The Government has recently published proposals giving four different options to amend the Children Act 1989 whereby the Court when considering making a decision in relation to a child:
Option 1 : requires the Court to presume that a child’s welfare is likely to be furthered through safe involvement with both parents – unless the evidence shows this not to be safe or in the child’s best interests. This is the Government’s preferred option.
Option 2: requires the Court to have regard to a principle that a child’s welfare is likely to be furthered through involvement with both parents.
Option 3: provides that the starting point for the Court is that a child’s welfare is likely to be furthered through involvement with both parents.
Option 4: adds an additional factor to the welfare check list in the Children Act 1989.

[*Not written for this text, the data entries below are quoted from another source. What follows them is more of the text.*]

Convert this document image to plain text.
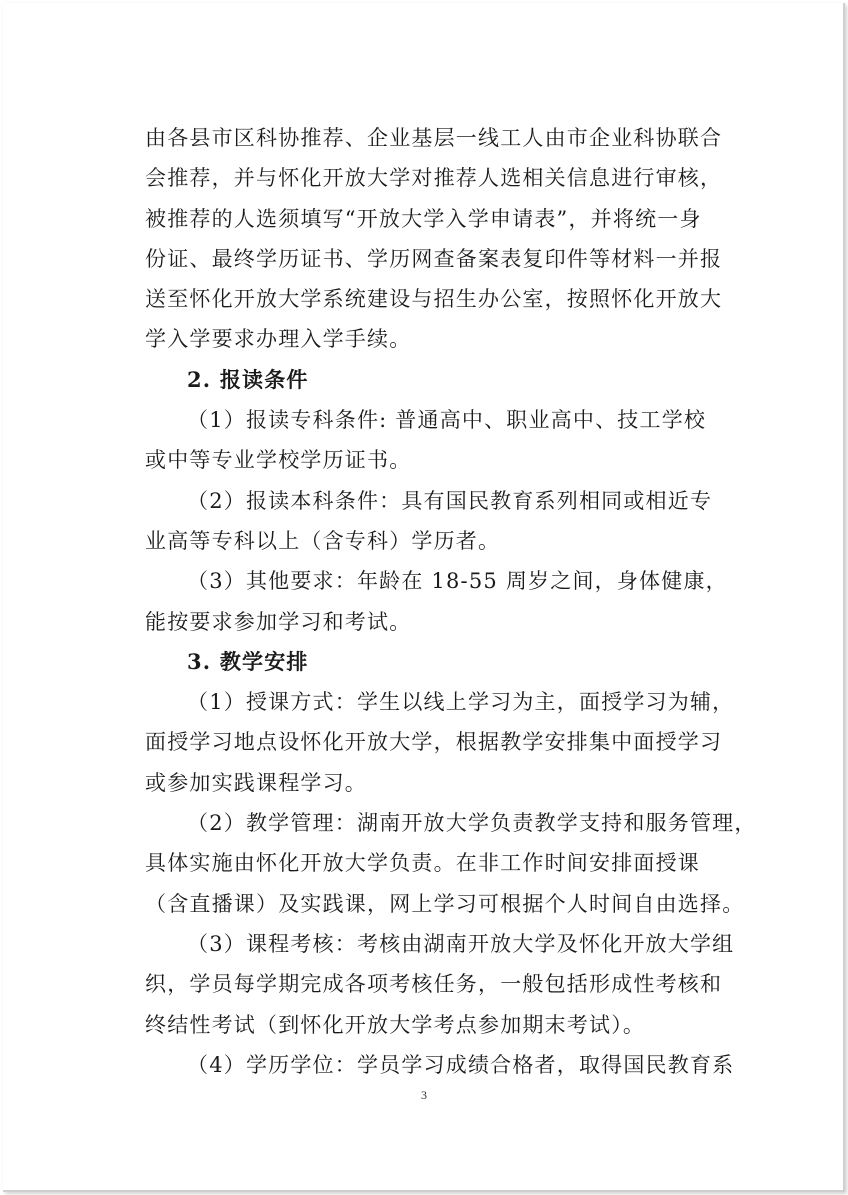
由各县市区科协推荐、企业基层一线工人由市企业科协联合
会推荐，并与怀化开放大学对推荐人选相关信息进行审核，
被推荐的人选须填写“开放大学入学申请表”，并将统一身
份证、最终学历证书、学历网查备案表复印件等材料一并报
送至怀化开放大学系统建设与招生办公室，按照怀化开放大
学入学要求办理入学手续。
2. 报读条件
（1）报读专科条件: 普通高中、职业高中、技工学校
或中等专业学校学历证书。
（2）报读本科条件：具有国民教育系列相同或相近专
业高等专科以上（含专科）学历者。
（3）其他要求：年龄在 18-55 周岁之间，身体健康，
能按要求参加学习和考试。
3. 教学安排
（1）授课方式：学生以线上学习为主，面授学习为辅，
面授学习地点设怀化开放大学，根据教学安排集中面授学习
或参加实践课程学习。
（2）教学管理：湖南开放大学负责教学支持和服务管理，
具体实施由怀化开放大学负责。在非工作时间安排面授课
（含直播课）及实践课，网上学习可根据个人时间自由选择。
（3）课程考核：考核由湖南开放大学及怀化开放大学组
织，学员每学期完成各项考核任务，一般包括形成性考核和
终结性考试（到怀化开放大学考点参加期末考试）。
（4）学历学位：学员学习成绩合格者，取得国民教育系
3
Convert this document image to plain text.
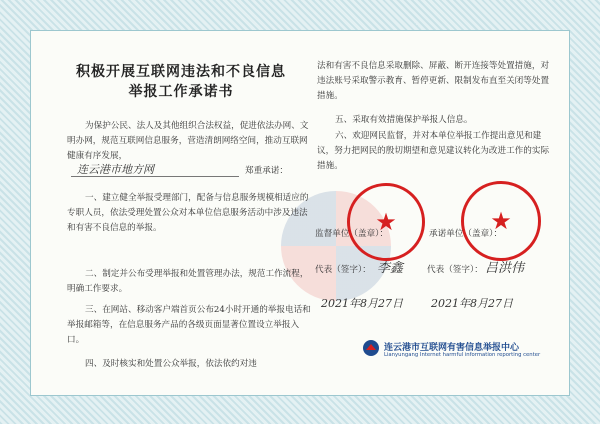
积极开展互联网违法和不良信息
举报工作承诺书
为保护公民、法人及其他组织合法权益，促进依法办网、文明办网，规范互联网信息服务，营造清朗网络空间，推动互联网健康有序发展，
连云港市地方网	郑重承诺：
一、建立健全举报受理部门，配备与信息服务规模相适应的专职人员，依法受理处置公众对本单位信息服务活动中涉及违法和有害不良信息的举报。
二、制定并公布受理举报和处置管理办法，规范工作流程，明确工作要求。
三、在网站、移动客户端首页公布24小时开通的举报电话和举报邮箱等，在信息服务产品的各级页面显著位置设立举报入口。
四、及时核实和处置公众举报，依法依约对违
法和有害不良信息采取删除、屏蔽、断开连接等处置措施，对违法账号采取警示教育、暂停更新、限制发布直至关闭等处置措施。
五、采取有效措施保护举报人信息。
六、欢迎网民监督，并对本单位举报工作提出意见和建议，努力把网民的殷切期望和意见建议转化为改进工作的实际措施。
★	★
监督单位（盖章）：	承诺单位（盖章）：
代表（签字）： 李鑫	代表（签字）： 吕洪伟
2021年8月27日	2021年8月27日
连云港市互联网有害信息举报中心
Lianyungang Internet harmful information reporting center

There has been a very mixed reception to these proposals from various interested groups. The Law Society Gazette carried the headline “Lawyers slam shared parenting plan”. The Head of the Famil Law Bar Association described the proposals as “political posturing” and a spokeman for the family lawyers’ group Resolution said the proposal would have little effect on the law but risked placing the demands of parents over those of children. The Chair of the Law Society’s Family Law Committee has gone further and described the change as “unnecessary” and “populist” and would undermine the safety of children. On the other side of the argument the founder of Fathers 4 Justice has described the proposas as “the worst Father’s Day card ever for dads” because the Government “simply could not strengthen something when the court of family law is absolutely rotten”.
There are many cases involving children where it is not appropriate for both parents to be involved and evidence can be brought supporting this. Not all parents are good parents and should be allowed to be involved with their children. However, my experience is that many parents are good and the law should support a position whereby they are both involved in their child’s upbringing. This does not necessarily mean shared care, and if shared care that it should be 50/50 but it is important for the law to be clear so that parents can, if possible, make decisions about their children.
Shared parenting does not necessitate a precise 50/50 sharing of parenting time. This would be highly impractical in many cases and not in a child’s best interests. Flexibility is important as is communication between parents about issues concerning their children. So many disputes between parents could be resolved if parents could find a way of communicating which considered each other and most importantly their child.